Por: Ale Vega (@PATHGRETEL)
La primera toma que aparece frente a nosotros, la encargada de abrir El sacrificio del ciervo sagrado, es una operación a corazón abierto. Y es en esa escena, en la que observamos claramente los latidos del órgano y una importante cantidad de sangre, la que nos hace preguntarnos si estamos listos para lo que viene. Acompañada de violines dramáticos como fondo, está dándonos la bienvenida a una tragedia que se entiende desde el nombre, pero que estamos a punto de ver plasmada en nuestro siglo, nuestro tiempo, adaptada a la vida de cualquiera de nosotros.
Steven Murphy (Colin Farrell) es un cardiólogo reconocido y encabeza una familia ejemplar. Su hermosa esposa Anna (Nicole Kidman) es oftalmóloga y sus hijos adolescentes, Kim y Bob (Raffey Cassidy y Sunny Suljic), son chicos encantadores con talento musical. Este escenario idílico se ve enrarecido con la presencia de Martin (Barry Keoghan), un joven que parece estar “apadrinado” por Steven, sin que sepamos bien por qué.
A través del desarrollo de las escenas y de los breves diálogos de los personajes, Yorgos Lanthimos, el director de la película, va develándonos capa tras capa quién es Martin y cómo cambiará la vida de esta adinerada (y un tanto monótona) familia. Una vez que descubrimos cuál es motivo principal de la existencia del joven, la película deja a un lado los momentos de tranquilidad y los destellos de comedia negra para introducirnos a un camino cargado de tensión, violencia y venganza que nos va anunciando a gritos que otorgará un desenlace inolvidable.
Si conocemos la filmografía del director griego, no estaremos esperando un contexto bien explicado ni escenas perfectas, y, a pesar de este particular estilo, la película fluye muy bien en su conjunto. El guión (escrito por Efthymis Filippou y por Yorgos mismo) funciona a pesar de la falta de expresión y tonos de los actores (que, por supuesto, suceden de manera intencional); y la fotografía de Thimios Bakatakis nos hace sentir que todo pasa a través de la vista de un ser superior, que nos lleva a preguntarnos si está juzgando las acciones de Steven o tal vez las de Martin, aunque se concluye que lo más probable es que sólo esté buscando ese momento cúspide de justicia. La musicalización nos lleva de la mano para saber de qué van las intenciones del joven: Desde el principio nos hace saber que su presencia no es buena, y hay un miedo constante al no conocer qué se esconde detrás de esos serenos ojos azules. No hay que olvidar también que se necesita una visión clara del tipo de thriller que se busca para convertir la canción pop como “Burn” de Ellie Goulding en una presentación a cappella que pone los pelos de punta.

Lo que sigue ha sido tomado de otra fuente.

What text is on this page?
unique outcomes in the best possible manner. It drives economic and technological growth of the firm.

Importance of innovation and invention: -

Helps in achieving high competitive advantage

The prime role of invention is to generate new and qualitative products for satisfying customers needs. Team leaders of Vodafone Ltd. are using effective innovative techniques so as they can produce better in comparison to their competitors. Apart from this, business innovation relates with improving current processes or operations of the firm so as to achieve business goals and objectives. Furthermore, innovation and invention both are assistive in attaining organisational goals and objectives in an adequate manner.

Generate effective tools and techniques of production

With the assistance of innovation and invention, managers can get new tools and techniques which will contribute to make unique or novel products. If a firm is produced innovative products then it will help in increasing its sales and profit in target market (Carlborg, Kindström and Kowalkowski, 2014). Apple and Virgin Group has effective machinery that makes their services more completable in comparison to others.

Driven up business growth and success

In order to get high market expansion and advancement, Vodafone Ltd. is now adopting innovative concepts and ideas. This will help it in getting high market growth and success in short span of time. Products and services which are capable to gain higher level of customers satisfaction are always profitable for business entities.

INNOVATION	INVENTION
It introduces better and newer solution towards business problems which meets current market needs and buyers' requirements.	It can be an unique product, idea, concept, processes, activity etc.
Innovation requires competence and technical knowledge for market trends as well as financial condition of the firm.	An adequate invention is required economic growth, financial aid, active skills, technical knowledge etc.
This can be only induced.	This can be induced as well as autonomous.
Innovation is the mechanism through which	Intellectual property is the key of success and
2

Con base en todo lo anterior, podríamos pensar que las actuaciones son un complemento más, pero lo que hacen los protagonistas y el villano es de no creerse. Farrell y Keoghan lo hacen maravillosamente. Steven pasa de ser un doctor simple e inmaculado a un padre y esposo desesperado por salvar a su familia de la inminente catástrofe. Su elegante accionar (y sus impecables manos) se convierte en movimientos furiosos, gestos violentos y descontrolados. Como contraparte, Barry Keoghan nos muestra a un adolescente que parece tímido y agradable en un principio, pero existe detrás de su hablar y su mirada un poder que es imposible de entender en su totalidad. En la serenidad de su voz hay una rabia que no necesita gritarse para hacerse notar, y en los peores escenarios se contiene tanto que pareciera inmune a todo. Cuando ya le dimos la etiqueta de ‘Ser superior’ vemos de repente su miedo y dolor físico, lo que lo regresa al nivel de humano común, y a nosotros nos devuelve las interrogantes iniciales.
¿Cómo se quita uno de encima un hechizo, o una brujería? ¿Existe eso siquiera? El sacrificio del ciervo sagrado no tiene las respuestas, pero el encanto de la película radica precisamente en todo lo que nos obliga a plantearnos. Y lo que en Agamenón pareciera una tragedia alejada de nuestra vida diaria, Yorgos nos la presenta aquí con el nombre de justicia y el viejo concepto de “ojo por ojo”, a través de un chico que cualquiera de nosotros podría ver por la calle, con esos ojos insondables y ese pensamiento sanguinolento bien escondido detrás de una muy calmada y dulce voz.